SOME of the world’s largest shipping organisations are drafting a plan to deal with the changing nature of piracy and other maritime security risks, following recent incidents off the coast of West Africa and the Middle East.
Groups including the International Chamber of Shipping and Baltic and International Maritime Council (BIMCO), whose members include vessel owners, seek to establish the new guidelines by the end of the year.
Head of maritime safety and security at BIMCO, Jacob Larsen, said the plan would make it easier for ships to assess risk, so that they could decide whether to re-route.

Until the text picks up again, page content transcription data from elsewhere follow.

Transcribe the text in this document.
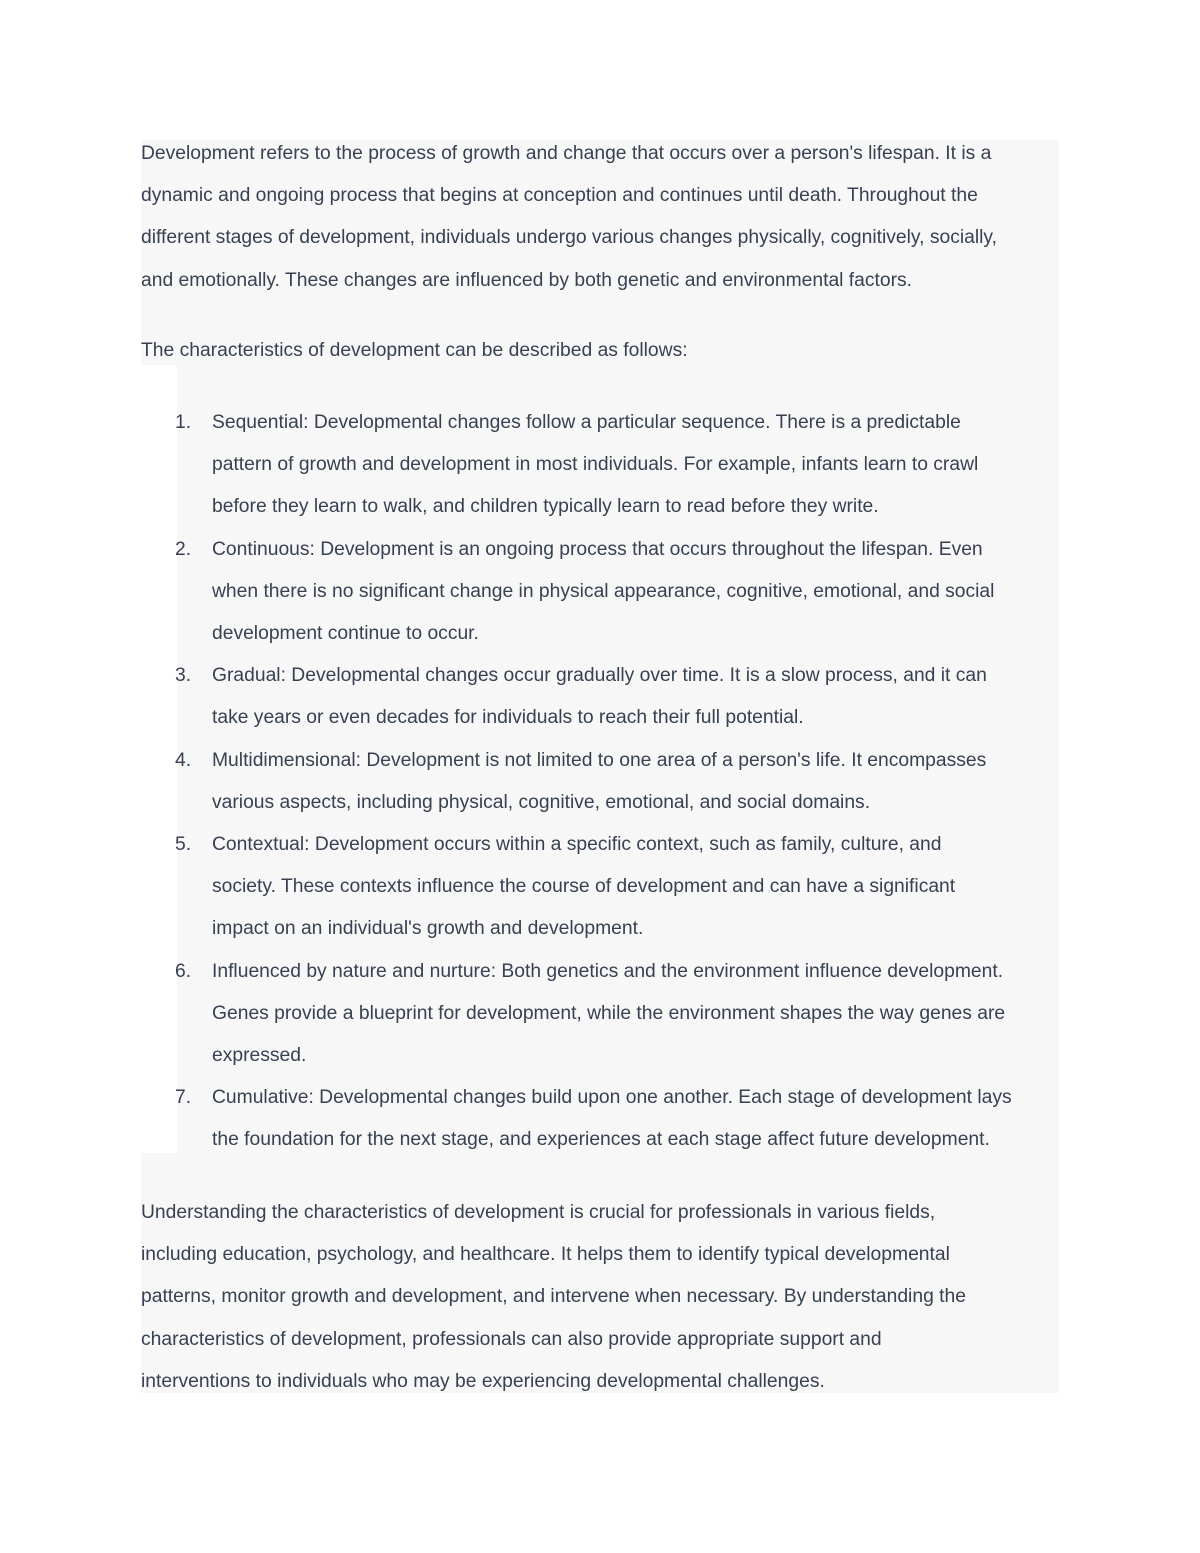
Development refers to the process of growth and change that occurs over a person's lifespan. It is a
dynamic and ongoing process that begins at conception and continues until death. Throughout the
different stages of development, individuals undergo various changes physically, cognitively, socially,
and emotionally. These changes are influenced by both genetic and environmental factors.
The characteristics of development can be described as follows:
1. Sequential: Developmental changes follow a particular sequence. There is a predictable
pattern of growth and development in most individuals. For example, infants learn to crawl
before they learn to walk, and children typically learn to read before they write.
2. Continuous: Development is an ongoing process that occurs throughout the lifespan. Even
when there is no significant change in physical appearance, cognitive, emotional, and social
development continue to occur.
3. Gradual: Developmental changes occur gradually over time. It is a slow process, and it can
take years or even decades for individuals to reach their full potential.
4. Multidimensional: Development is not limited to one area of a person's life. It encompasses
various aspects, including physical, cognitive, emotional, and social domains.
5. Contextual: Development occurs within a specific context, such as family, culture, and
society. These contexts influence the course of development and can have a significant
impact on an individual's growth and development.
6. Influenced by nature and nurture: Both genetics and the environment influence development.
Genes provide a blueprint for development, while the environment shapes the way genes are
expressed.
7. Cumulative: Developmental changes build upon one another. Each stage of development lays
the foundation for the next stage, and experiences at each stage affect future development.
Understanding the characteristics of development is crucial for professionals in various fields,
including education, psychology, and healthcare. It helps them to identify typical developmental
patterns, monitor growth and development, and intervene when necessary. By understanding the
characteristics of development, professionals can also provide appropriate support and
interventions to individuals who may be experiencing developmental challenges.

“The Gulf of Guinea is where we are faced with the biggest piracy headache to vessels, and the plans being hatched will help to directly assess this threat by widening the way in which the industry views risk,” Larsen said, referring to the expanse of the Atlantic Ocean that touches the coasts of several oil-rich nations including Nigeria.
The West African gulf was home to almost a third of the 68 piracy incidents reported in the first half of 2021, including all 50 kidnapped crew, according to the International Maritime Bureau.
The waters around the Arabian Peninsula have also become a hotspot for vessel attacks in recent years, mainly due to rising tensions between nations in the region.
Last month, two crew members were killed in an attack on a tanker off the coast of Oman.
The groups drafting the new shipping-safety guidelines — which include Intercargo, Intertanko, and the Oil Companies International Marine Forum — also plan to reduce the size of a high-risk area in the Indian Ocean due to the declining risk of piracy near Somalia.
The move will allow trade to move more quickly and cut out much of the inconvenience vessels experience in high-risk areas, according to the International Chamber of Shipping (ICS).